The United States District Court for the Southern District of West Virginia has held that the dishonesty exclusion in a directors, officers and trustees liability policy was not triggered by a jury's award of punitive damages based on a finding of "fraudulent" conduct because the causes of action that gave rise to the jury's verdict against the insured did not involve fraudulent or dishonest conduct.  Exec. Risk Indem., Inc. v. Charleston Area Med. Ctr., 2011 WL 1833194 (S.D. W.Va.
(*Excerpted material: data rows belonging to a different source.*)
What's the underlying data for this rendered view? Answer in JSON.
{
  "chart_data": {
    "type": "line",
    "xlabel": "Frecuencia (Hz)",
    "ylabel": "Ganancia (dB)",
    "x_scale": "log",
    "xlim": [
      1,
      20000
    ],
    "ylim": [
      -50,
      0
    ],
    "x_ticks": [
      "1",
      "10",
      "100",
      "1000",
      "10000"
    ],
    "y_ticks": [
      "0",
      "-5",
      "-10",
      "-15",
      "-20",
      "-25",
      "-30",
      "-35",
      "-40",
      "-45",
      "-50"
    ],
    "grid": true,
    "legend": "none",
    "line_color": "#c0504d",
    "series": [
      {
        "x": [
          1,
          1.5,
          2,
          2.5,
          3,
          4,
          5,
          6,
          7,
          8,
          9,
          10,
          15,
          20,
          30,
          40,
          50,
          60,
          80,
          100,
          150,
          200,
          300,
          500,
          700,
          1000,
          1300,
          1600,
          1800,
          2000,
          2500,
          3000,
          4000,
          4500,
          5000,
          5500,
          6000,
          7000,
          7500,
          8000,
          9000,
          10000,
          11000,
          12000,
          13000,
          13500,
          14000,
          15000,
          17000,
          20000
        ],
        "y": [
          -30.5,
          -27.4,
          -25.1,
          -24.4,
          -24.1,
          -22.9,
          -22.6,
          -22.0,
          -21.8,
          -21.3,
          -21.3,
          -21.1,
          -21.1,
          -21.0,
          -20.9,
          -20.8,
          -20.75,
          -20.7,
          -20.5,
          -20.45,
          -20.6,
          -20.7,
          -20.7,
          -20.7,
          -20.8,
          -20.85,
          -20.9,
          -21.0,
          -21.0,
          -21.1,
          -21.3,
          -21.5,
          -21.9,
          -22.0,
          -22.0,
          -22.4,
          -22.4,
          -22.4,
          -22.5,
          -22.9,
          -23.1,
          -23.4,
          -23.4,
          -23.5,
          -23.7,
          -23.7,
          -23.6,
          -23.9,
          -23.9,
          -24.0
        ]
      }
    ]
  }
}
May 12, 2011).

The insured, a medical center, was sued by a doctor after the center determined that his plan for self-funding professional liability insurance was inadequate and as a result, revoked his clinical privileges.  The doctor asserted claims for defamation and false light invasion of privacy, arguing that the insured breached a duty by communicating to others that he did not have adequate insurance, had not demonstrated the actuarial soundness of his self-insurance plan and was not qualified for clinical privileges.  He also sought punitive damages.  The jury returned a verdict against the insured.  The first section of the verdict form indicated the jury's finding in favor the doctor; in the second section, the jury awarded $5 million in compensatory damages; in the third section, the jury awarded $20 million in punitive damages based on a finding of "fraudulent, malicious, oppressive, wanton, willful, or reckless conduct"; and the fourth section indicated the jury's finding that the insured had acted in "bad faith, vexatiously, wantonly, or for oppressive reasons."  The parties ultimately settled for $11.5 million.

In subsequent coverage litigation, the court addressed whether the insured's policy covered amounts paid in the settlement.  The policy covered an aggregate of $10 million of "Loss" that the insured was obligated to pay as a result of a "Claim" based on, inter alia, a "Wrongful Act," defined as "any actual or alleged error, omission, misstatement, misleading statement or breach of duty."  An endorsement added punitive damages to the definition of "Loss," capping such coverage at $5 million.  The policy also contained an exclusion for losses associated with claims brought about "by any dishonest or fraudulent act or omission."  The court rejected the argument by the insurer that the jury's findings in the third and fourth sections of the verdict form triggered the dishonest or fraudulent acts exclusion and required allocation of the settlement to account for covered and excluded losses.  The court noted that only the first section addressed the insured's liability, and that liability was based on defamation and invasion of privacy—not fraud.  The court explained that the doctor never asserted any claims predicated on fraudulent or dishonest conduct, so the jury could not have imposed liability based on such conduct.  According to the court, the wrongful conduct the doctor alleged—communicating to others about his lack of insurance, finding his self-insurance plan inadequate, and revoking his clinical privileges—did not involve fraudulent or dishonest conduct.  The court further pointed out that the third and fourth sections of the verdict form related only to the punitive damages and the attorneys' fees awards and did not alter the nature of the conduct underlying the insured's liability.  The court also concluded that an allocation was not required because the damages awarded did not involve distinct sets of covered and uncovered claims.  According to the court, both of the doctor's claims—defamation and invasion of privacy based on an alleged "breach of duty"—were covered, precluding any need for allocation.